I had sung years before the verse, “Let the dead bury their dead.” I think this phrase means that we should move on, and not let death and loss consume our energies and prevent us from living. Still, I find this message rather hard to accept. I’ve encountered death in a very personal way several times, and this time I have no words or requiem to meet it, only silence. Even though life goes on, I want to acknowledge the weight of the silence and the heaviness in this loss. I have accepted that I may carry it with me for a while before I put it down. But in the meantime, I will continue grappling with this encounter with death. I believe Edna St. Vincent Millay expresses this internal struggle beautifully:

 

Dirge Without Music

I am not resigned to the shutting away of loving hearts in the hard ground.
So it is, and so it will be, for so it has been, time out of mind:
Into the darkness they go, the wise and the lovely. Crowned
With lilies and with laurel they go; but I am not resigned.
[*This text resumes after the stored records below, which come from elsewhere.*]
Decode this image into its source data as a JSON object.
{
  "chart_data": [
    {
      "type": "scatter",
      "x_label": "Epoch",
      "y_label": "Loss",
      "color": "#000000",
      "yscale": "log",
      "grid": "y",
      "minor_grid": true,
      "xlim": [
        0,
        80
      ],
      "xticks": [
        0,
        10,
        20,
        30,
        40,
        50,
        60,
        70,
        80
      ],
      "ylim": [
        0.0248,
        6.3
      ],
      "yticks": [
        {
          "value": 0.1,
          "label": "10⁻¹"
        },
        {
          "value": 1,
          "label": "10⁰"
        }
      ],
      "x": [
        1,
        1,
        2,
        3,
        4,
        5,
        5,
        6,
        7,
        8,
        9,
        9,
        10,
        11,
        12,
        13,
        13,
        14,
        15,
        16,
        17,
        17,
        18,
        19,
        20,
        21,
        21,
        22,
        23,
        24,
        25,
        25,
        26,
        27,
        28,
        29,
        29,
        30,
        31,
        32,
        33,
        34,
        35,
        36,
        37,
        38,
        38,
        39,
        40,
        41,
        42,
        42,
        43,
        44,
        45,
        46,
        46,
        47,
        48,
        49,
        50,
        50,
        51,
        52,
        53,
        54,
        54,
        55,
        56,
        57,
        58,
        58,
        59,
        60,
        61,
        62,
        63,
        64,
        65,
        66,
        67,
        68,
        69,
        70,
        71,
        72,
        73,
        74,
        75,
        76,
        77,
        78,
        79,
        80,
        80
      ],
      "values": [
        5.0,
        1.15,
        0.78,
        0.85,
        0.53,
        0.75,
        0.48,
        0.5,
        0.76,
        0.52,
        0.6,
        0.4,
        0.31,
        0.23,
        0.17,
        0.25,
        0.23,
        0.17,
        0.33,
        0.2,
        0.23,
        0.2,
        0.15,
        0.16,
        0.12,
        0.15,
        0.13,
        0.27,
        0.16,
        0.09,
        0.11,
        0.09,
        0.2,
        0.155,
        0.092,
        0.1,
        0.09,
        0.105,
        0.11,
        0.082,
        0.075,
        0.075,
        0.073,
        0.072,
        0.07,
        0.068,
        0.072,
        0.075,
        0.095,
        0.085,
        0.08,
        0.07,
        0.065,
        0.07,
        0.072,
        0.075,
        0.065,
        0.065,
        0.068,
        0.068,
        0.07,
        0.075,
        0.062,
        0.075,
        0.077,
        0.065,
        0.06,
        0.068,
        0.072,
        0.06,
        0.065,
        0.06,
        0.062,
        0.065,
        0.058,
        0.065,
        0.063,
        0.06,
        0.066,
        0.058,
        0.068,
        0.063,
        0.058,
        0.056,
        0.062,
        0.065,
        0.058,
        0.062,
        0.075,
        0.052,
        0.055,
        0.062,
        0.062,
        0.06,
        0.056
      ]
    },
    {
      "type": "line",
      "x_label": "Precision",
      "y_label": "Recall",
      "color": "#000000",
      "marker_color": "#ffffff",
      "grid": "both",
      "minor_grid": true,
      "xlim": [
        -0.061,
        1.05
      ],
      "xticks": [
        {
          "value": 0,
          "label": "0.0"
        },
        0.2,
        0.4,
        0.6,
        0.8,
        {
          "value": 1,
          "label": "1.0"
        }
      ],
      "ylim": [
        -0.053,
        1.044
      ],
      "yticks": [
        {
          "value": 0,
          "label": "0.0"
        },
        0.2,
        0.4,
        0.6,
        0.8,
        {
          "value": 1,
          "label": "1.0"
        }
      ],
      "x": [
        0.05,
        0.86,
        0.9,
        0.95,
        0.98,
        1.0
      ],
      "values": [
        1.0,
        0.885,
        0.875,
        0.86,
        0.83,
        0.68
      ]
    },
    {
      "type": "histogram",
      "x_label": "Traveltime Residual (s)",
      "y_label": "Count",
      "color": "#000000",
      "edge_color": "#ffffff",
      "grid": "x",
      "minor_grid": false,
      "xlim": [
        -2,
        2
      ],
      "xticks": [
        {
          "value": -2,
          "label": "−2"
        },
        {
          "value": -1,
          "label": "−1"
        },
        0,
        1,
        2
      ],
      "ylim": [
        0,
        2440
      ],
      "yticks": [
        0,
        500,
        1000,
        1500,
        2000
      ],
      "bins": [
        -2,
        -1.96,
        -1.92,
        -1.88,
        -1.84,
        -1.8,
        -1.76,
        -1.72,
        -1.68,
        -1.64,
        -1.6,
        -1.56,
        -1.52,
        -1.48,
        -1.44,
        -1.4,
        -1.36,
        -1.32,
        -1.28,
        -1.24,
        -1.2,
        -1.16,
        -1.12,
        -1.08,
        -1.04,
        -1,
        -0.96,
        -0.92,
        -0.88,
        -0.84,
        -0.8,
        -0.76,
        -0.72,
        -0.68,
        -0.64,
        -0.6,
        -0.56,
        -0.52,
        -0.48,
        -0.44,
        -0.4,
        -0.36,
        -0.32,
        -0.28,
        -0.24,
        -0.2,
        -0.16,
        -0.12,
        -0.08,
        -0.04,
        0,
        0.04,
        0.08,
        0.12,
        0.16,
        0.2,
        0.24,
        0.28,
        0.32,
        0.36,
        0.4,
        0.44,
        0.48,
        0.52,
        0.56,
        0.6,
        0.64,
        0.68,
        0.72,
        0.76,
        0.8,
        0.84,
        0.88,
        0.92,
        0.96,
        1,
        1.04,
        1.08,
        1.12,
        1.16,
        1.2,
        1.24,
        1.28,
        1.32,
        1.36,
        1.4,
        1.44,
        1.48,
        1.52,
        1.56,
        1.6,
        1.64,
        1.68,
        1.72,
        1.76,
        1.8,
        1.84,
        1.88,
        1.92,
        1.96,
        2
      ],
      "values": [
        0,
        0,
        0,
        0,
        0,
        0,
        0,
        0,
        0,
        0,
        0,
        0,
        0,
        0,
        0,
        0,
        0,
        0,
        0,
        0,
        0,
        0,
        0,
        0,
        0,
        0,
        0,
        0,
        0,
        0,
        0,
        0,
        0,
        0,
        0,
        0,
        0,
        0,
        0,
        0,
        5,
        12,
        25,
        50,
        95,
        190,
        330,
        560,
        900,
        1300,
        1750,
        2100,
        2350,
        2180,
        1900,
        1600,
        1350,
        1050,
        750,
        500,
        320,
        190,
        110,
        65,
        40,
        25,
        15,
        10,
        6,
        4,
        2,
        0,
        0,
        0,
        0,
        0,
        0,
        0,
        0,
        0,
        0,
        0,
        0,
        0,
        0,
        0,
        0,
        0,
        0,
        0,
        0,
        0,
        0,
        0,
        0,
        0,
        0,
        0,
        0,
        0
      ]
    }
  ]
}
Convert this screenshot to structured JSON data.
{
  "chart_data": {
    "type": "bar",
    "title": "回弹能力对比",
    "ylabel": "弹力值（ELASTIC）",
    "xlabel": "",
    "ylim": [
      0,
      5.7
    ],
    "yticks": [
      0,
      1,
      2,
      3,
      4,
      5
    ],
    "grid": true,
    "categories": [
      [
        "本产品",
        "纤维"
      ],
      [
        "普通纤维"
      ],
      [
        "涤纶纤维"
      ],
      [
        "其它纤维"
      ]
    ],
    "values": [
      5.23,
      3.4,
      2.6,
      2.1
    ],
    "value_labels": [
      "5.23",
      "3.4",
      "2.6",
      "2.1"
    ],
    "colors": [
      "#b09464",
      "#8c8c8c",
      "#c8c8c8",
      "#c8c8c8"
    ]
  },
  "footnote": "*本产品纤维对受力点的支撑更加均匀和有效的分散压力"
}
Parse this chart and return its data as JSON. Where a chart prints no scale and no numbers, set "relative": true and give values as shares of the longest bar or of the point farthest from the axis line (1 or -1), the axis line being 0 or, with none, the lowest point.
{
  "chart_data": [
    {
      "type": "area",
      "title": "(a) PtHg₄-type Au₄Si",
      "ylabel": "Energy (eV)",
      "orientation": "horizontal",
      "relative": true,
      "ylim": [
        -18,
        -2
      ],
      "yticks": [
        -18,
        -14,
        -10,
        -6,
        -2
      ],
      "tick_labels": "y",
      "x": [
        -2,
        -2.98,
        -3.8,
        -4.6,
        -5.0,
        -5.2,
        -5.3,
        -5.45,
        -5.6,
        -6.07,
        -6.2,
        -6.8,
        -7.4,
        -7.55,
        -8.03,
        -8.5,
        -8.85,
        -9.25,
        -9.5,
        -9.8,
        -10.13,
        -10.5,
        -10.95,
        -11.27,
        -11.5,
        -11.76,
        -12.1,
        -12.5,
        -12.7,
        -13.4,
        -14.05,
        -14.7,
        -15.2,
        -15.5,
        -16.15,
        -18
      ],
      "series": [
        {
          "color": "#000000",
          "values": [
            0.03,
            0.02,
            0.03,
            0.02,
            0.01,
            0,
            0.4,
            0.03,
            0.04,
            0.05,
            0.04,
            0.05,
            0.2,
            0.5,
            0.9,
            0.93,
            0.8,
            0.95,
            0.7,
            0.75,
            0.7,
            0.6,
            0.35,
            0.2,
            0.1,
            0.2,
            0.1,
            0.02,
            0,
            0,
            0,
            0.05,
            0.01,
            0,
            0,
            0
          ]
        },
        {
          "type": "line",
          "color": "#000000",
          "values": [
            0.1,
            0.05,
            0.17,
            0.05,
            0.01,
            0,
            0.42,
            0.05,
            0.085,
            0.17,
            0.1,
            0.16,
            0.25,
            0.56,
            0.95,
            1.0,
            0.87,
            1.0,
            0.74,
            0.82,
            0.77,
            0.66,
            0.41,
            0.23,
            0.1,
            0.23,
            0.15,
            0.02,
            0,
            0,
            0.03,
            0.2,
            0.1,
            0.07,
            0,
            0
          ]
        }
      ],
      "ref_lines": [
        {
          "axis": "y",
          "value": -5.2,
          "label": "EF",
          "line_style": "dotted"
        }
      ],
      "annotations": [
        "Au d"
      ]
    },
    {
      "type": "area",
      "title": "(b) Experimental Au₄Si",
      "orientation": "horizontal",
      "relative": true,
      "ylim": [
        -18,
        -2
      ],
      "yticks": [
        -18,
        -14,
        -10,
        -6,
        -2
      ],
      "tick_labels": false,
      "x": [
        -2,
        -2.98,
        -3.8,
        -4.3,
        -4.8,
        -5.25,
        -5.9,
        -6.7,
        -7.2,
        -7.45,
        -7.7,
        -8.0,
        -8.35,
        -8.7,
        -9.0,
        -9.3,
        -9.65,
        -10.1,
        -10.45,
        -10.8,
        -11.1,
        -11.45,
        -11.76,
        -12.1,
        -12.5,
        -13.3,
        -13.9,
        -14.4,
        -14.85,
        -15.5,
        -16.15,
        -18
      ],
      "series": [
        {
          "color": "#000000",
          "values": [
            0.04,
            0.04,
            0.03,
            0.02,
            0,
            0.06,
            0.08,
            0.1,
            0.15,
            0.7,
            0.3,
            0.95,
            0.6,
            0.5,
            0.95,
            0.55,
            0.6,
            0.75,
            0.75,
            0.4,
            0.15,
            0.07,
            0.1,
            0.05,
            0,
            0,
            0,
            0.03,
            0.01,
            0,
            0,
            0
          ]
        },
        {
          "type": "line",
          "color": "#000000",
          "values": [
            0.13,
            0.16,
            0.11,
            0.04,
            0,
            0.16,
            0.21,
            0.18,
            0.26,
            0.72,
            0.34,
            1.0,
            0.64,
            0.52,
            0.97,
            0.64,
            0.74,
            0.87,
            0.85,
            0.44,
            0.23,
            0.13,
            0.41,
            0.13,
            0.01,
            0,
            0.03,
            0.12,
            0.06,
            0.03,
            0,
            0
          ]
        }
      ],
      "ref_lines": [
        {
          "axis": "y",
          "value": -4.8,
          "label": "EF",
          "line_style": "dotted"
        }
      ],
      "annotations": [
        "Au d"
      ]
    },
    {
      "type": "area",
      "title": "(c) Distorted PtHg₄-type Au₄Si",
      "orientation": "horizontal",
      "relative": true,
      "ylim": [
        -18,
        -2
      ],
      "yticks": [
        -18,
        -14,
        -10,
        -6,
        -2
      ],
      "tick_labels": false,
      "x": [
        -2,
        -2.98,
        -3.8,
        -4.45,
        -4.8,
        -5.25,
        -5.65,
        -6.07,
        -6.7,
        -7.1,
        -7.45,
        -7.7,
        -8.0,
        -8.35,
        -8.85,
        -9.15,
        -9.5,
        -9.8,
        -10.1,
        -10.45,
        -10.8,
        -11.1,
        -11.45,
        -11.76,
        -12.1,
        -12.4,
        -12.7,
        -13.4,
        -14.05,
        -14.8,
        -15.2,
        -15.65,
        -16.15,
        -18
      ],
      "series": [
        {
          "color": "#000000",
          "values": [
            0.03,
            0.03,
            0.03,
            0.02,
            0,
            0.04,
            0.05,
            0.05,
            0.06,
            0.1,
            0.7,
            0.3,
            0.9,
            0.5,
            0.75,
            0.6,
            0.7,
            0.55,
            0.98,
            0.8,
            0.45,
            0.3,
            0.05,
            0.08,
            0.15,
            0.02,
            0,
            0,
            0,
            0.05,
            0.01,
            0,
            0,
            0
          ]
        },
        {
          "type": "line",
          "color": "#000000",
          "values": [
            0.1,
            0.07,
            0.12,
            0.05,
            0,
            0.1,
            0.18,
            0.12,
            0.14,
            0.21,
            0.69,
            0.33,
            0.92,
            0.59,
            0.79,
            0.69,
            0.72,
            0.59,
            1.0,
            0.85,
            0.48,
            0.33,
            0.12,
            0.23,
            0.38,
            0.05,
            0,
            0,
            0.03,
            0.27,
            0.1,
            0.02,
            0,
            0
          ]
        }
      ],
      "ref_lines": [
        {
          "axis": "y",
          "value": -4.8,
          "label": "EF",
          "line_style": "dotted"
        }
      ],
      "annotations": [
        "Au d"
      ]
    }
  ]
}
Lovers and thinkers, into the earth with you.
Be one with the dull, the indiscriminate dust.
A fragment of what you felt, of what you knew,
A formula, a phrase remains,—but the best is lost.

The answers quick and keen, the honest look, the laughter, the love,—
They are gone.  They are gone to feed the roses.  Elegant and curled
Is the blossom.  Fragrant is the blossom.  I know.  But I do not approve.
More precious was the light in your eyes than all the roses in the world.

Down, down, down into the darkness of the grave
Gently they go, the beautiful, the tender, the kind;
Quietly they go, the intelligent, the witty, the brave.
I know.  But I do not approve.  And I am not resigned.

 

I may carry the weight of this death and grief, but I am not resigned to it. I intend to actively encounter and engage with this weight, however difficult that may be. In time, I know, that weight will diminish. In time, I know, this too shall pass.